Telephobia



Thursday, 19 February

The most terrifying piece of information that a stranger can give to you is a telephone number. Telephone numbers have proven to be the direct cause of hours - even days - worth of worry for me and I have been known to carry a person’s number around with me for weeks on end, fretting about it like a stinking corpse buried beneath my floorboards. Should I call the man that I met in the bar on Friday night? What if he is an axe-wielding psycho killer? Or worse, the absolute love of my life? Do I really have the qualifications and experience to call and apply for this job? What if I’m seriously under-qualified and the interview panel laugh at me? But the most undeniably heart-stopping moment is when you are poised by the telephone, punching the numbers into the handset and waiting for the connection to ring through. What if the cute guy from the bar doesn’t remember me? What if I babble like an incompetent idiot and the company rejects my job application? 

If I am honest, I considered conveniently misplacing Leonard’s phone number at first, but after a day or two I decided that it would be rude to ignore his kind offer and besides, he appeared to be quite a persistent character so there was a good chance that he would drop by the church once in a while in the hope of bumping into me. I decided to call him around mid-afternoon on Friday 5th of December and invite him to attend a Sunday School-led carol service that was scheduled to take place that Sunday afternoon. It was billed as a community event and an informal affair, so it seemed appropriate to invite him along. I agonised all morning over when would be the best time of day to call - taking care to avoid meal times and any post-lunch naps that an elderly man might take – and he answered the phone with a distracted and distant tone to his voice which suggested that he had forgotten me at first, but he quickly became animated upon hearing my name. The conversation that followed was rather stilted, but no more than expected for a polite exchange between strangers. He was pleased that I had contacted him so soon after our initial meeting but he was disappointed to inform me that he would be leaving that very evening for a weekend in London, so we made arrangements to meet during the following week and compared our diaries to find a day that suited us both. It transpired that Leonard lived very close to the university but thankfully he was sensitive to the implications of inviting a young woman to his house and so he proposed that we met on the ‘neutral ground’ of the university campus instead. After my Greek class on Tuesday afternoon was an obvious choice as it allowed ample time for a pleasant chat but it was late enough in the day to make my excuses and leave if I felt uncomfortable for any reason.

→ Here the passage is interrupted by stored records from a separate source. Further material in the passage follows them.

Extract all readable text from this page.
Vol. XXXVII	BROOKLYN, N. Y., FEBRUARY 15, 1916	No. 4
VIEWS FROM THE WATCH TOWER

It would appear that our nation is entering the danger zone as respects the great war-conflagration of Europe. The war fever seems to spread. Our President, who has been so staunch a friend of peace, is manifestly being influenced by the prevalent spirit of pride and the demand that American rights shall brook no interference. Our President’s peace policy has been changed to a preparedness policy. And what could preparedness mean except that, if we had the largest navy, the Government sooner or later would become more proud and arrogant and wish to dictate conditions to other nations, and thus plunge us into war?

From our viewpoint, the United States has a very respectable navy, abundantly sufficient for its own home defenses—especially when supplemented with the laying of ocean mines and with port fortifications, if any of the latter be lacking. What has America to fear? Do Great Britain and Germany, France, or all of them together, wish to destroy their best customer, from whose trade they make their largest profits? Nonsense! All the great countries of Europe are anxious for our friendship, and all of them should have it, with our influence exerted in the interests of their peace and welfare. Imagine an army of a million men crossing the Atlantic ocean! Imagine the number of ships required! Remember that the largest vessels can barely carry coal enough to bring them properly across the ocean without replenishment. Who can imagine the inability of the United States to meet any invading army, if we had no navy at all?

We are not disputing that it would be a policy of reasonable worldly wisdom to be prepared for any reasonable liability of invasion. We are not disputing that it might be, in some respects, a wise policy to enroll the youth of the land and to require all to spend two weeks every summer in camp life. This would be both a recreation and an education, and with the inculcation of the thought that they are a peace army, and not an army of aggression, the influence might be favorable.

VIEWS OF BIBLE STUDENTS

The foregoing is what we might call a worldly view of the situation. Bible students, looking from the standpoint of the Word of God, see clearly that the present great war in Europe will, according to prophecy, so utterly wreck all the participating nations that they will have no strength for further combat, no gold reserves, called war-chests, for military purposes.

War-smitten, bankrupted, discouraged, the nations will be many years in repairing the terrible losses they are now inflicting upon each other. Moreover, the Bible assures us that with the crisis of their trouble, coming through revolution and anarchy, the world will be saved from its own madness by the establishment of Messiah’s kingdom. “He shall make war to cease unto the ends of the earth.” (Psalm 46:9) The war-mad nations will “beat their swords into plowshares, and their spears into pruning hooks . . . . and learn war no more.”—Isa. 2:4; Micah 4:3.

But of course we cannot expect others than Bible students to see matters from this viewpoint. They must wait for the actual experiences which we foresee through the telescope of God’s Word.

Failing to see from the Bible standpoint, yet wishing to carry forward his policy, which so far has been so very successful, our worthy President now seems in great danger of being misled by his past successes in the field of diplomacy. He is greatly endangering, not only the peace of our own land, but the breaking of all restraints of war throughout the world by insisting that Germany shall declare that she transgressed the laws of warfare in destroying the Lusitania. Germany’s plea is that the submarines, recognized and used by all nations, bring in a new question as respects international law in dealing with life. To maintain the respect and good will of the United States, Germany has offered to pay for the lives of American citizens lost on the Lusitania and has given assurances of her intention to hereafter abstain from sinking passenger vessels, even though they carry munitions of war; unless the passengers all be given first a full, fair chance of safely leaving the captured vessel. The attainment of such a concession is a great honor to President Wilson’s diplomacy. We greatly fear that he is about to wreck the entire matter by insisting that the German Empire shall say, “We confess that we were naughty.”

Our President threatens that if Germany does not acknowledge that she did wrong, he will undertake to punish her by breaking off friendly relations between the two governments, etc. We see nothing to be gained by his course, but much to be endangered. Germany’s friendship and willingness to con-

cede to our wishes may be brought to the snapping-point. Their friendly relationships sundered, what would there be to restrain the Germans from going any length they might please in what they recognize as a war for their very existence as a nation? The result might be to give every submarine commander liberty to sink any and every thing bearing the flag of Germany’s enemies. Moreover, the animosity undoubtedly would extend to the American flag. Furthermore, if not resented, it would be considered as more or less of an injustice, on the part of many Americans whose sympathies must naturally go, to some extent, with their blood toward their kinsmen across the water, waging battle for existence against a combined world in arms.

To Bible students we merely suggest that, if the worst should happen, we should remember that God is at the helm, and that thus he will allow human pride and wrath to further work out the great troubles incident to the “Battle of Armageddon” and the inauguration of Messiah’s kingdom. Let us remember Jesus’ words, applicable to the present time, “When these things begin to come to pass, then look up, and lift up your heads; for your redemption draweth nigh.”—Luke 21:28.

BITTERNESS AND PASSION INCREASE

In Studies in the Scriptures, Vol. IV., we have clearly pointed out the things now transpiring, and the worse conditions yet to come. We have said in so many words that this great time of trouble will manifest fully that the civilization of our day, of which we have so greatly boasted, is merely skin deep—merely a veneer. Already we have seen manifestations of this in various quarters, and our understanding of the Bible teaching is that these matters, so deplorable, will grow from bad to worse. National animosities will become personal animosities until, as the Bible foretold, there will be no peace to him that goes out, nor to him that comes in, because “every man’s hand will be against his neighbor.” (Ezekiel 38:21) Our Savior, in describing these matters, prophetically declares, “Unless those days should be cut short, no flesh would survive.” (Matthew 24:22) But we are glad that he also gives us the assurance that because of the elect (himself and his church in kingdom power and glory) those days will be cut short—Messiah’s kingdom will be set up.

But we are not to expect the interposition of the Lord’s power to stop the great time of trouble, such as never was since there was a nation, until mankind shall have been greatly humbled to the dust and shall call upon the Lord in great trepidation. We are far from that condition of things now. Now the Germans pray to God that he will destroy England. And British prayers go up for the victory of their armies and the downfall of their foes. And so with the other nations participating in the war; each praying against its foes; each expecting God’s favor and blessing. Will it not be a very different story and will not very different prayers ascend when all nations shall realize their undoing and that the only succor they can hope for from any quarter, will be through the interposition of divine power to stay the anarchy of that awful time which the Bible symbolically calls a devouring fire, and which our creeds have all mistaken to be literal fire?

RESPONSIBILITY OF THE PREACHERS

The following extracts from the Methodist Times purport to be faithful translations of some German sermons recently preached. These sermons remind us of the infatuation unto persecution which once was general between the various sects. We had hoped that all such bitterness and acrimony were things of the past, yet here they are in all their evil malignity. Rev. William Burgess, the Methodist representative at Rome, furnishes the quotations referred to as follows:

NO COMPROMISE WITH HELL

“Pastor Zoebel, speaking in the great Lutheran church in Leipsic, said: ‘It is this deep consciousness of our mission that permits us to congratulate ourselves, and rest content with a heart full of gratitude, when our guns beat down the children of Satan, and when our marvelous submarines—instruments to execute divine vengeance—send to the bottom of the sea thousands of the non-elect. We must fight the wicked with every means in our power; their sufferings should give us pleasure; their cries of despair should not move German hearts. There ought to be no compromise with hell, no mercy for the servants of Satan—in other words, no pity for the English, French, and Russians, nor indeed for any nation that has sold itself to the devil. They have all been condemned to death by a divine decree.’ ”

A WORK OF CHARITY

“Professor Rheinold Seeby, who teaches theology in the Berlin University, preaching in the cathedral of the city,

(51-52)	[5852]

Leonard’s attempts to put me at ease were reassuring but they did nothing to stop me worrying about our meeting for the entire duration of that weekend. I shared my reservations with my boyfriend Alex who, in his typically overprotective way, asked several probing questions about Leonard’s intentions, most of which concerned his age and vigour. Alex and I met during my first year at university and we have been living together since the start of my second year. He was in his final year of a BA in Business Management when we met and he has recently accepted a position in a high-ranking company in the centre of Birmingham (which seems to be absorbing a great deal of his time, but that is another matter). I have discovered that Alex can be painfully insensitive and oblivious to causing offence at times, but he shares my concerns when it comes to family matters, financial worries and everyday anxieties with the kind of unspoken understanding that is common between two people who have formed a close bond. Fortunately Alex agreed that Leonard seemed to be a harmless old man and he thought that my apprehensions were entirely unfounded, adding, with a sarcastic grin, that should ever harm come of it then he would instantly deny any agreement with our meeting.